While our fight against the Covid-19 pandemic continued in today's possibilities are continuing, we once again commemorate our Turkish physicians who managed to defeat the typhus epidemic a century ago despite war, poverty and cold.
Doğu Cephesi olarak adlandırılan Kafkas Cephesi, Osmanlı tarihinin en büyük yenilgilerinden biri olup, 3. Ordu’daki askerlerimizin bir çoğunu henüz Rus ordusuyla çatışmadan kaybettiğimiz, soğuğun ve salgın hastalığın baş düşmanlarımız olduğu bir cephedir. Savaş dönemlerinin korkunç afeti olarak tanımlanan tifüs hastalığı Birinci Dünya Savaşı sırasında toplamda 18 gün süren (22 Aralık 1914-9 Ocak 1915) Sarıkamış Harekâtında, Kafkas Cephesi’ndeki 3. Ordu’yu istila ederek düşmanın başaramadığı genel kırımı yapmış, savaştan çok daha fazla asker ve sivil kayıplarına sebep olmuş ve harp tarihinin bir faciası olarak tarihte ki yerini almıştır.
Kafkas Cephesi’nde savaşa sürülürken hazırlıklar son derece yetersiz kalmıştır. Sıhhî hizmet ve teşkilat üzerinde durulacak en önemli nokta iken, şiddetli kış ortasında son derece müşkül şartlar altında girilen bu önemli mücadelede sıhhî tertibat tamamen ihmal edilmiştir.
Aralık 1914’te Enver Paşa’nın emriyle başlatılan taarruz harekâtı başarısızlıkla sona ermiş, sert kış koşulları altında harekete geçen askerlerin büyük bir kısmı açlığa ve soğuğa yenik düşmüş, geri kalanlarını ise ordu içerisinde salgın halinde seyreden ‘Tifüs hastalığı’ kırıp geçirmiştir.

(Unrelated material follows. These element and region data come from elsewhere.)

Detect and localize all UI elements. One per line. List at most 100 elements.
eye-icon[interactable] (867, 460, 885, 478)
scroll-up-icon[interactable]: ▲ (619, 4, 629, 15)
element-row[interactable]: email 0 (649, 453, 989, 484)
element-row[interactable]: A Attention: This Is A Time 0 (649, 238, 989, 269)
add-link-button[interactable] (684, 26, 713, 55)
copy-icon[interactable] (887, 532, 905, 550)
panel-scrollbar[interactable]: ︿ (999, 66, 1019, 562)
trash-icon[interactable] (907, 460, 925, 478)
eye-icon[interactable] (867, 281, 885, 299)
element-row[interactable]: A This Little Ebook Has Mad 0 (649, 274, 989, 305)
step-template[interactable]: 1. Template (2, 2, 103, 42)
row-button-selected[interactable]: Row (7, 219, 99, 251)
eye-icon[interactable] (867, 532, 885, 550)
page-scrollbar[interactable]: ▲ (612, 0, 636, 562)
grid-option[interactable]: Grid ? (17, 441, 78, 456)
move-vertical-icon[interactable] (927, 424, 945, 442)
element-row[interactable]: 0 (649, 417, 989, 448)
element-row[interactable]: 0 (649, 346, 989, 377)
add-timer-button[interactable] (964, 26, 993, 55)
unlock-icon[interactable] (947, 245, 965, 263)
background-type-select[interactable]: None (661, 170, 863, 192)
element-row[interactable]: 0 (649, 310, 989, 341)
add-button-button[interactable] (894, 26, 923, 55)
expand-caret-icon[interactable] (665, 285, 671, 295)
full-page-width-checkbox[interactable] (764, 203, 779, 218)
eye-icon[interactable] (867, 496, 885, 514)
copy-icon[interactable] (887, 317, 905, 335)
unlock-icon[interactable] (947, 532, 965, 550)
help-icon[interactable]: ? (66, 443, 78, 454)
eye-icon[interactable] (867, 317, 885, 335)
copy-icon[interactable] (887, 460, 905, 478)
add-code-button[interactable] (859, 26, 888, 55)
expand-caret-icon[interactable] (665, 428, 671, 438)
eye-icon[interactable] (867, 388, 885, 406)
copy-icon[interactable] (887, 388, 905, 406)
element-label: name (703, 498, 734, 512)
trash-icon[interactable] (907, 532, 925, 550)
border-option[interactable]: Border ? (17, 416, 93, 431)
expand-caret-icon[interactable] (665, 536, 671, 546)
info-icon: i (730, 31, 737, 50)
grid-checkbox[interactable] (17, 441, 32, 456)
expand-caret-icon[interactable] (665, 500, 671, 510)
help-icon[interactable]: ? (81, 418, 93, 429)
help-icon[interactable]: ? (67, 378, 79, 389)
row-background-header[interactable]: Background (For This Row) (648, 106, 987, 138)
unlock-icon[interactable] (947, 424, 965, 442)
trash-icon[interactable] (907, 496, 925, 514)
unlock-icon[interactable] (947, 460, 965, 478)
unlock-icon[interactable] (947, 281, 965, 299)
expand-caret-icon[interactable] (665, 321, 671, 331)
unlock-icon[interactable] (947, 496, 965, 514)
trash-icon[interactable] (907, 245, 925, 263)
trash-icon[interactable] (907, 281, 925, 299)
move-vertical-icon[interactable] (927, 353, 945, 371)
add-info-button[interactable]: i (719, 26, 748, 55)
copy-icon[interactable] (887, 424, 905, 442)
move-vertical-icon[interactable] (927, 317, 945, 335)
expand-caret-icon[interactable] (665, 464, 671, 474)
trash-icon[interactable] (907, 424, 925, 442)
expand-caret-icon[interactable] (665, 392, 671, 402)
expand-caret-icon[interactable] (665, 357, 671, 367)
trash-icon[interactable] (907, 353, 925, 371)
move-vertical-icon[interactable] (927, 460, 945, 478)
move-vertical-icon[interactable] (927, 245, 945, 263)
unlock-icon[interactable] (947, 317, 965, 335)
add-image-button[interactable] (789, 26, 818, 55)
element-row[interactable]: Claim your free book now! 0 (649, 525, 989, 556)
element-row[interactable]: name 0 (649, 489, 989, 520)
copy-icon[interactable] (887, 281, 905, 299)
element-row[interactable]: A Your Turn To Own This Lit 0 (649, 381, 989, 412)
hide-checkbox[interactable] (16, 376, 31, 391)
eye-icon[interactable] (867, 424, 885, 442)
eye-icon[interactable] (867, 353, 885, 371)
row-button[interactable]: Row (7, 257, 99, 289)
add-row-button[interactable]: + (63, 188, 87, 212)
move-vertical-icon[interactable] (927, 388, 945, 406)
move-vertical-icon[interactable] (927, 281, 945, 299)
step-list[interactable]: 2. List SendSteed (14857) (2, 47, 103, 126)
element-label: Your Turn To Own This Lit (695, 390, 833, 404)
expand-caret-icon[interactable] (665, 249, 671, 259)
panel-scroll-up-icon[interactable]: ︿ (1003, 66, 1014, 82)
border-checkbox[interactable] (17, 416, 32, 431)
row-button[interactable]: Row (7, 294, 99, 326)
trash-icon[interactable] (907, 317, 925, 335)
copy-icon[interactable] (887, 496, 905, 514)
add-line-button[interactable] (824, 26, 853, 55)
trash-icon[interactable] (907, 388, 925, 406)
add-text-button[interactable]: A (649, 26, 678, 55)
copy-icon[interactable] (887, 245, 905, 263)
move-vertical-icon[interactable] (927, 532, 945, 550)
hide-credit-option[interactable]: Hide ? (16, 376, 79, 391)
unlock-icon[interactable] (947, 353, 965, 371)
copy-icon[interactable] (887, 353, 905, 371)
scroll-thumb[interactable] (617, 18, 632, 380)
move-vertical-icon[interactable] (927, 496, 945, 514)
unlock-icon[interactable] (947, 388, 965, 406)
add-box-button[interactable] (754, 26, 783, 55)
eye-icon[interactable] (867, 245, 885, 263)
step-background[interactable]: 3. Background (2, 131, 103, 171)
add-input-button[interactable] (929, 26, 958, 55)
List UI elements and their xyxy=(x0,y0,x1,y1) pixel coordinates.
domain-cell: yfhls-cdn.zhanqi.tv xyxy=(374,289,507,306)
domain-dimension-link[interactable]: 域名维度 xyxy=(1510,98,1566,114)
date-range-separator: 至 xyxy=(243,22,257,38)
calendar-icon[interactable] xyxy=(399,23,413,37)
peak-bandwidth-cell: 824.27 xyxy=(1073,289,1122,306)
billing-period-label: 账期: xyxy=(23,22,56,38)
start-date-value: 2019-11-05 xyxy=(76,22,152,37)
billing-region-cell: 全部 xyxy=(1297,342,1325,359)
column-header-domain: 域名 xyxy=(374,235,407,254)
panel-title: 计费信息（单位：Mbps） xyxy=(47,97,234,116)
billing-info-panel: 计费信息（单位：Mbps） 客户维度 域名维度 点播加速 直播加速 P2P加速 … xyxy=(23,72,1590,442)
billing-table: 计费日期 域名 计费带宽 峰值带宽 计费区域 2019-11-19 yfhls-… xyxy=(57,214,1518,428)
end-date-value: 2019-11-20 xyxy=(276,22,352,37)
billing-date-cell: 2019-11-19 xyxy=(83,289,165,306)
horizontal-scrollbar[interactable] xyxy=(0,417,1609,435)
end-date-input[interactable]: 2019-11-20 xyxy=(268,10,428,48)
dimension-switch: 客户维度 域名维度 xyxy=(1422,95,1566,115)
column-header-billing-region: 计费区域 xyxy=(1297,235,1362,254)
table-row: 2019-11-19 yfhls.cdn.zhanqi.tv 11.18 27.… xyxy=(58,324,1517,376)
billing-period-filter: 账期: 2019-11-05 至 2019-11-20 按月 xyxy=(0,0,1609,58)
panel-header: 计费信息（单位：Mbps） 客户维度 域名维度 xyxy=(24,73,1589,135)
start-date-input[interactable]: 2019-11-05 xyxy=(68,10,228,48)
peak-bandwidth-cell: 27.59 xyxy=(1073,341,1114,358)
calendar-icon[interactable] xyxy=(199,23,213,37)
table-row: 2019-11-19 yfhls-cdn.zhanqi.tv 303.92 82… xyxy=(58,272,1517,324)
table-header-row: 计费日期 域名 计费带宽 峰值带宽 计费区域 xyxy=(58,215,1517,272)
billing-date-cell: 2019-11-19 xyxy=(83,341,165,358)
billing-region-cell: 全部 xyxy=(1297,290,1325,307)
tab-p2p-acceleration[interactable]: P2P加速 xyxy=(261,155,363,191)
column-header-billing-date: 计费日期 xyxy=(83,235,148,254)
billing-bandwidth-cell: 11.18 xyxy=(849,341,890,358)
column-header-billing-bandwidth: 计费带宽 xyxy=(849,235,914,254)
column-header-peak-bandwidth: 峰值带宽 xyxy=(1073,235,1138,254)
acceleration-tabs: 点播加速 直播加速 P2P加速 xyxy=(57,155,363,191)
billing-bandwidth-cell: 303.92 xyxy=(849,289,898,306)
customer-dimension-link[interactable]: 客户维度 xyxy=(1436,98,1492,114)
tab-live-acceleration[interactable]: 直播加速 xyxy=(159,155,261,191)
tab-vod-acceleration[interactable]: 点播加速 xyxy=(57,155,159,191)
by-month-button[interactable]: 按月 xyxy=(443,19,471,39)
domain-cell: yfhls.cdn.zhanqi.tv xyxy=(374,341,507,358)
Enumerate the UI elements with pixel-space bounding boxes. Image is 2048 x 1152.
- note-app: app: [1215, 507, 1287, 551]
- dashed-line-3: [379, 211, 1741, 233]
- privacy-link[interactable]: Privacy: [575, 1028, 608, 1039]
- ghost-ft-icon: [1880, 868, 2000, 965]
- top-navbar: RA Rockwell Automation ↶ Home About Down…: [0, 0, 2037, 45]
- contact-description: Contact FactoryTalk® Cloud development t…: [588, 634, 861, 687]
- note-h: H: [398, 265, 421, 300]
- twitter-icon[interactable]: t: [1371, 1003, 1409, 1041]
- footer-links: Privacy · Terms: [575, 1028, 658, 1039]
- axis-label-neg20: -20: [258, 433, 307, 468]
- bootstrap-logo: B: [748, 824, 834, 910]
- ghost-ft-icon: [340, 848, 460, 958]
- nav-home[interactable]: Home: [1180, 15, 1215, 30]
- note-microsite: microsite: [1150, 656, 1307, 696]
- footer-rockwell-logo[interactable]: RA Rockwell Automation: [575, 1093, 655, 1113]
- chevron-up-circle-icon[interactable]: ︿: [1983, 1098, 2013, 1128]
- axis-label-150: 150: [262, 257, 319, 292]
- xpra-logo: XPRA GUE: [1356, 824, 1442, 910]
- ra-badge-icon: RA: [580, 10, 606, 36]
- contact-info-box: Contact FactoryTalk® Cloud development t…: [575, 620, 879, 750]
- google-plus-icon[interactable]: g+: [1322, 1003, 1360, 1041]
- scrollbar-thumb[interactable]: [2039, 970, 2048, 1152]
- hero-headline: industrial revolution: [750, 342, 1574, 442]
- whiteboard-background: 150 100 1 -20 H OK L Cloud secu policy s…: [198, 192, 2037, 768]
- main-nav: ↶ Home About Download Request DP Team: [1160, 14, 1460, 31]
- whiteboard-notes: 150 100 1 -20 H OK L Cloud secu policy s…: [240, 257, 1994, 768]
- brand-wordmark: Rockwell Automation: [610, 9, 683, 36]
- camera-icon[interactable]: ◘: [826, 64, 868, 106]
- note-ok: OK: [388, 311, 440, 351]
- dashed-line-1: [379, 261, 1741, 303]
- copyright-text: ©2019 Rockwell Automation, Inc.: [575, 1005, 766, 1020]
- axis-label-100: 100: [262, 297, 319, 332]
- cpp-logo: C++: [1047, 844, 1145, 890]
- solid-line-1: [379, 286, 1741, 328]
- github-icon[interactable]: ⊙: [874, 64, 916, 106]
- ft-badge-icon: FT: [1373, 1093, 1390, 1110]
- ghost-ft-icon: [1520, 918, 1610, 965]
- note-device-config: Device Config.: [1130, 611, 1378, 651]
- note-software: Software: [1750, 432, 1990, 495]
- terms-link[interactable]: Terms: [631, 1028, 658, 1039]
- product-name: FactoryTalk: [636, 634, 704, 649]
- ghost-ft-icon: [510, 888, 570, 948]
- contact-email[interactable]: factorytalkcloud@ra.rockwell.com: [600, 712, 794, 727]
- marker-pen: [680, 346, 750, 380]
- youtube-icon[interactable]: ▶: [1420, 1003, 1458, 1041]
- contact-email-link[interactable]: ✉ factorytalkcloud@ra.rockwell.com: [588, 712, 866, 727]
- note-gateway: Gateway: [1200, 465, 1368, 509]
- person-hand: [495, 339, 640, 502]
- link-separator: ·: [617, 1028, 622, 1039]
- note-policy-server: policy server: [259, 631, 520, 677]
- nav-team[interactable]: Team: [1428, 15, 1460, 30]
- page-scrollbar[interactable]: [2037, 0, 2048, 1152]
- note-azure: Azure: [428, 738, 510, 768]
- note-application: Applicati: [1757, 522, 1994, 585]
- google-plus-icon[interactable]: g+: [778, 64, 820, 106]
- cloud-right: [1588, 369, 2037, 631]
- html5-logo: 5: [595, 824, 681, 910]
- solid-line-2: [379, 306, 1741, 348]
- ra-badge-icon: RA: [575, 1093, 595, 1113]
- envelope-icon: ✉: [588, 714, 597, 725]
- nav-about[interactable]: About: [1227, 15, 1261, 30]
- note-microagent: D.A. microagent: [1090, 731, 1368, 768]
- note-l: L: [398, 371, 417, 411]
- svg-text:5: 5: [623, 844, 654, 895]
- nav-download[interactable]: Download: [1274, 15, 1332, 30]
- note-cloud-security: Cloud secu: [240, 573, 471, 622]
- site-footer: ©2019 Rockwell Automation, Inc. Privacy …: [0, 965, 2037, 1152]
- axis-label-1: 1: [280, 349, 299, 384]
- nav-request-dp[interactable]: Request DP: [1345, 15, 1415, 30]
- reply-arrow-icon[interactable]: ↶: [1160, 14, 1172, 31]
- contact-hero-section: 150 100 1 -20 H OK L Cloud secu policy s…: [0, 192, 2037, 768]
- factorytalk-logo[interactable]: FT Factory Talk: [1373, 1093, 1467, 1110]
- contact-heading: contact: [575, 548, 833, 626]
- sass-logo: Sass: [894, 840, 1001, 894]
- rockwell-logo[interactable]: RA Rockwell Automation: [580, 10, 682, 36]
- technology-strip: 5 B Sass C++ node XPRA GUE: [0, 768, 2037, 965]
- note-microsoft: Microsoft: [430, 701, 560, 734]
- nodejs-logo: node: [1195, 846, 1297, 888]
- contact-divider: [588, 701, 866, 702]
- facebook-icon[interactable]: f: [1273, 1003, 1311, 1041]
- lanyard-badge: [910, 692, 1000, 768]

Bütün bu talihsiz şartlar bir araya gelerek, 3. Ordu’da, daha harbin başlangıcında çok fazla askerin telefatına yol açmıştır.
Sarıkamış felaketinin sonuçları memleket, ordu ve cephede uzun zaman sarsıntı ile hissedilmiştir. 32 yaşında iken 3. Ordu’da Sıhhiye Reisi olarak göreve atanan ve üç buçuk sene bu görevde kalan Dr. Tevfik Sağlam sağlık hizmetlerinde mucizeler yaratarak, daha önce Yemen'de karşılaştıklarında tanı koyamadıkları hastalığın ‘Tifüs’ olduğu sonucuna vararak, ilk tifüs aşısı uygulamalarını Erzurum’da (Hasankale) başlatmış ve ‘Tifüs salgını’ ile oluşabilecek daha büyük felaketlerin önüne geçmiştir. Günümüz olanaklarında Covid-19 pandemisi ile mücadelemiz süreken, bir asır öncesinde; savaş, yoksulluk ve soğuğa rağmen tifüs salgınını yenmeyi başaran Türk hekimlerimizi, bir kez daha takdirle anıyoruz.